Highlands & Islands

CalMac ferries wi-fi rollout to be completed 'in July'

CalMac ferry Image copyright Getty Images
Image caption CalMac announced in 2013 that it would make wi-fi available on its services

Ferry operator Caledonian MacBrayne (CalMac) said it aims to complete its rollout of free public access wi-fi on its network and fleet this summer.

The company said it has reached the halfway point in the project and hopes to finish the process in July.

In total, 88 vessels and land-based locations will be switched on.

CalMac said the rollout was taking longer than it had anticipated because of the "challenging geography" of Scotland's west coast.

A firm that was involved in providing wi-fi services to the British armed forces in Afghanistan is working with the ferry operator.

CalMac announced in 2013 that it would rollout wi-fi on its services following a campaign and petition by Barra Youth Council on the Western Isles urging the company to do so.

The first boat to go live was MV Bute on the Wemyss Bay to Rothesay route in February last year.

Image copyright MOD/PA
Image caption A company that connected British forces in Afghanistan to wi-fi services is working with CalMac

CalMac said the programme has gathered rapid pace in the last two months.

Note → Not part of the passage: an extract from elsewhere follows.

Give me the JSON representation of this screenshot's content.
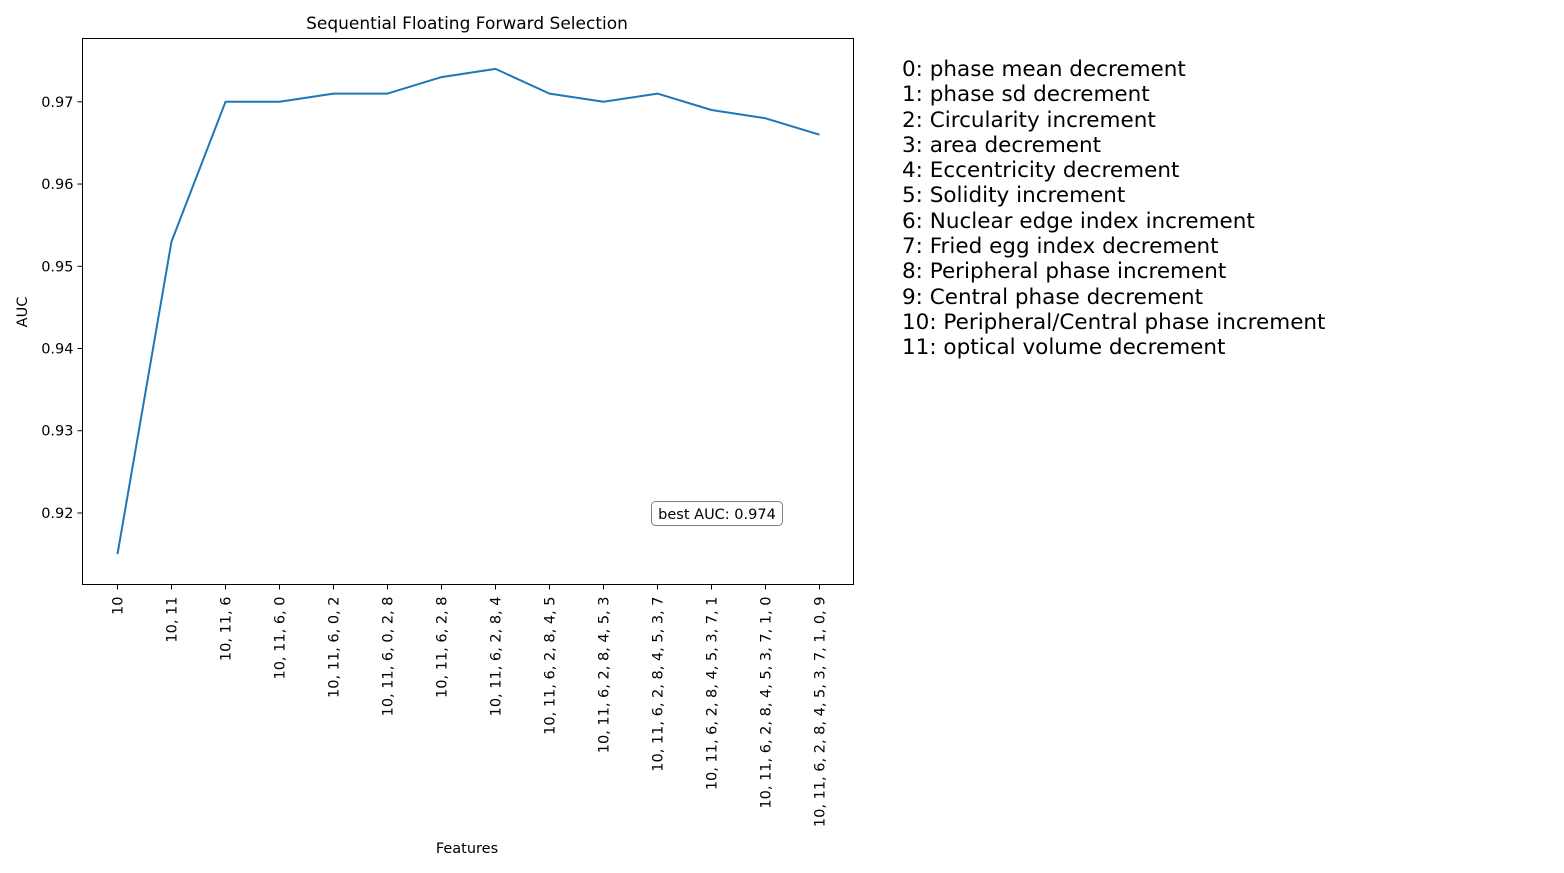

Project manager Jim McKillop said: "We are now almost halfway through the rollout programme for CalMac public access wi-fi.

"Already we have had some great feedback from communities involved and we are committed to rollout completion by early July."

Lose connectivity

Mr McKillop added: "I'd like to thank everyone for their patience throughout this project - we're under no illusion about the frustration with some of the delays which have occurred.

"But we are confident that the service which is being put in place is something which will be of significant benefit to communities and visitors alike."

CalMac said that although all vessels will eventually be equipped to offer wi-fi, there will be interruptions to services on "a small number" of longer routes.

These routes may require other technologies in due course to overcome the issue, the company said.

CalMac said these routes involved long crossings of open water and interruptions to services would affect ferries such as MV Isle of Lewis, which would lose its connectivity to the north of Mull until it nears Castlebay on Barra.